WHICH ISOPROSTANES ARE INVOLVED?
An important challenge remains to determine which isoprostanes could be involved. Unlike prostaglandins, the non-specific free radical mechanism of their formation leads to 64 different isoprostanes for each isoprostane family, which mean hundreds of different compounds. Most attention was initially focused on 15-F2t-isoprostane, which was the first commercially available isoprostane. The available data strongly suggest that the effects of 15-F2t-isoprostane are mediated by the activation of the TP receptors acting as a full or partial agonist.13 Other isoprostanes belonging to the F-family, such as 9 epi-15-F2t-isoprostane and 15 epi-15-F2t-isoprostane, are biologically active, although less potent, whereas 5-F2t-isoprostane and its 5-epimer possess no vasomotor effects.14,15 Aside from the F-family, isoprostanes with an E-ring are even more potent.16 Furthermore, Morrow and colleagues have shown that A2-isothromboxanes are formed in vivo.17 Because of the inherent instability of the thromboxane A2 ring, no research into the vascular effects of A2-isothromboxanes is available. However, considering the potency of thromboxane A2, A2-isothromboxanes are potentially interesting candidates.

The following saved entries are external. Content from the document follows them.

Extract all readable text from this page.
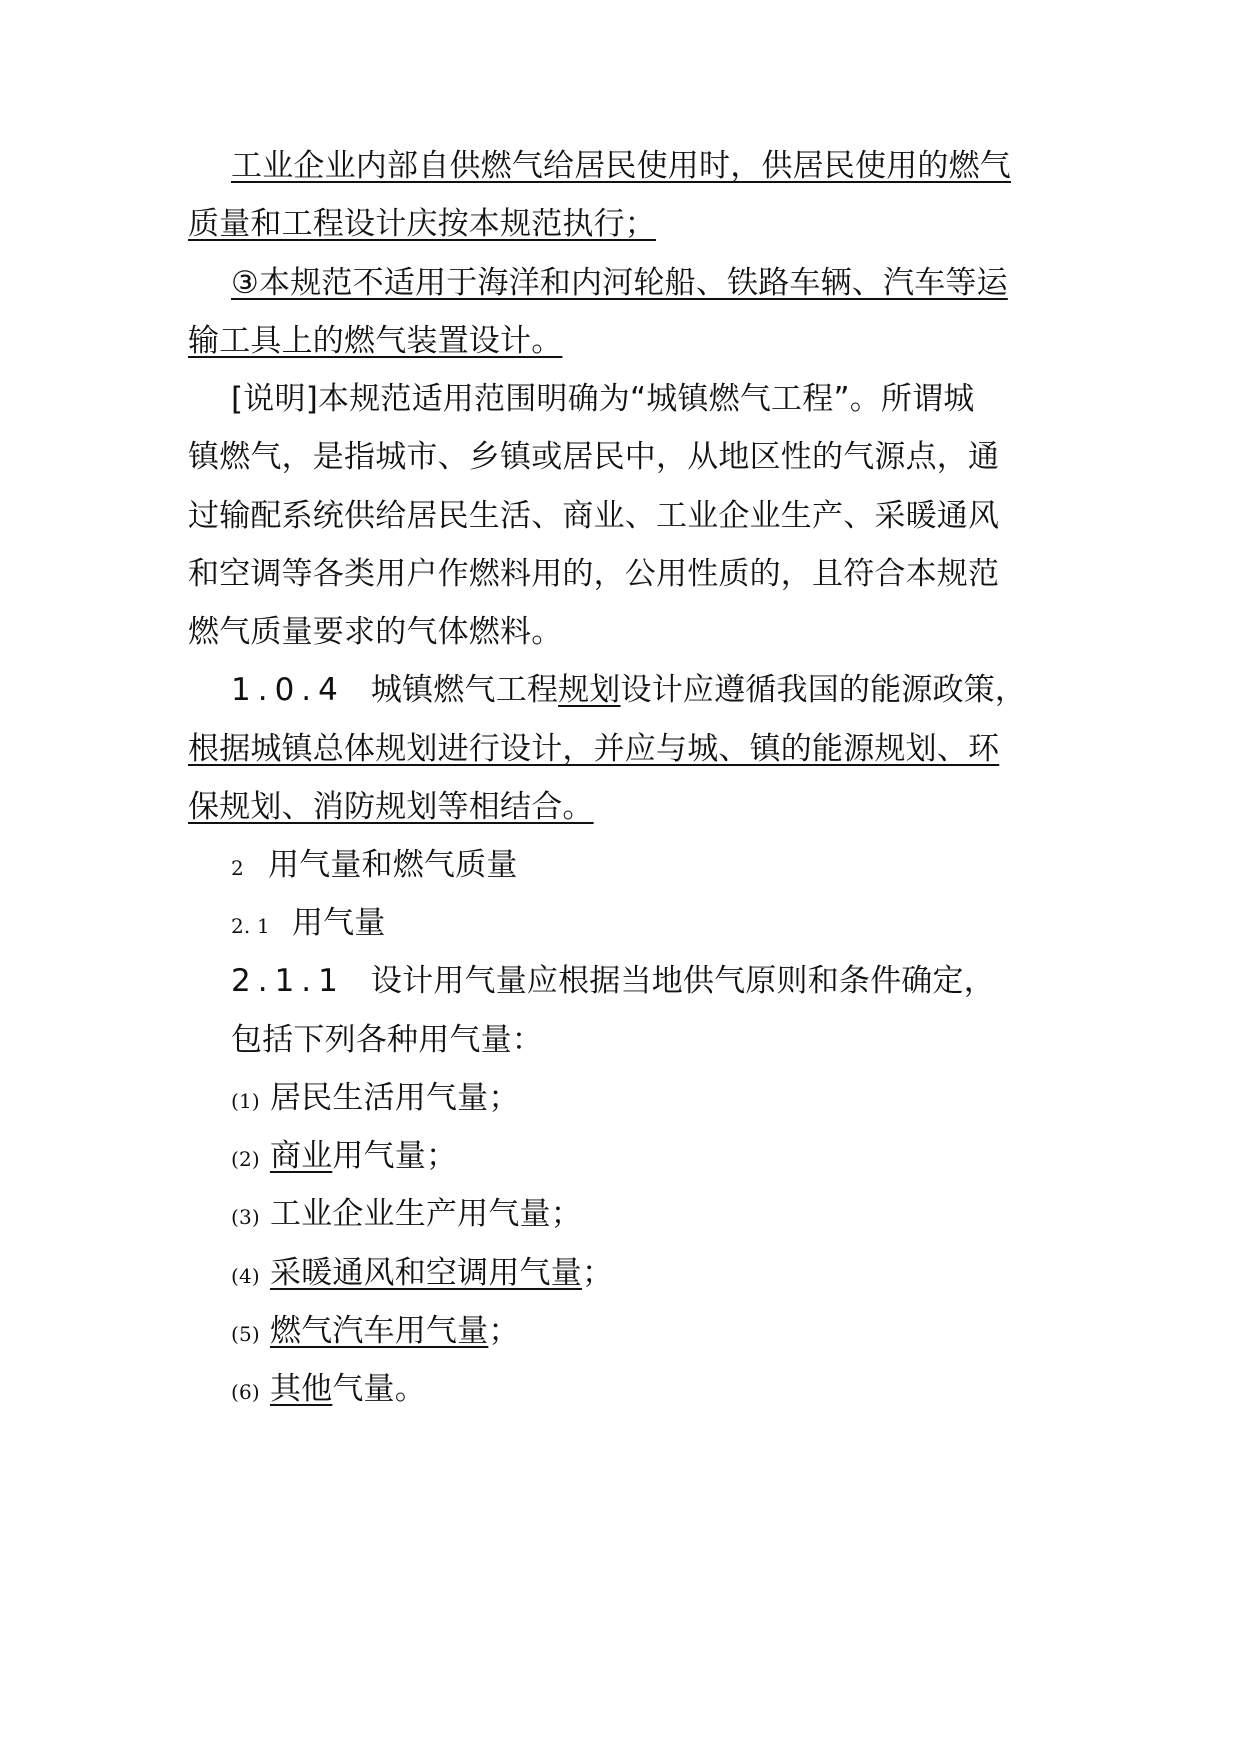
工业企业内部自供燃气给居民使用时，供居民使用的燃气
质量和工程设计庆按本规范执行；
③本规范不适用于海洋和内河轮船、铁路车辆、汽车等运
输工具上的燃气装置设计。
[说明]本规范适用范围明确为“城镇燃气工程”。所谓城
镇燃气，是指城市、乡镇或居民中，从地区性的气源点，通
过输配系统供给居民生活、商业、工业企业生产、采暖通风
和空调等各类用户作燃料用的，公用性质的，且符合本规范
燃气质量要求的气体燃料。
1.0.4 城镇燃气工程规划设计应遵循我国的能源政策，
根据城镇总体规划进行设计，并应与城、镇的能源规划、环
保规划、消防规划等相结合。
2 用气量和燃气质量
2. 1 用气量
2.1.1 设计用气量应根据当地供气原则和条件确定，
包括下列各种用气量：
(1) 居民生活用气量；
(2) 商业用气量；
(3) 工业企业生产用气量；
(4) 采暖通风和空调用气量；
(5) 燃气汽车用气量；
(6) 其他气量。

In conclusion, the study by Nonaka-Sarukawa and colleagues further adds to our knowledge concerning the pathophysiological variations of isoprostanes in human cardiovascular physiology and disease. In the future we must try to determine whether these compounds are more than physiopathological biomarkers of lipid peroxidation. Considering we have no direct evidence, to date, concerning their involvement in the pathogenesis of cardiovascular diseases, we will still have to follow the fingerprints.
Are isoprostanes more than physiopathological biomarkers of lipid peroxidation? Could they play a role in human cardiovascular physiology and disease?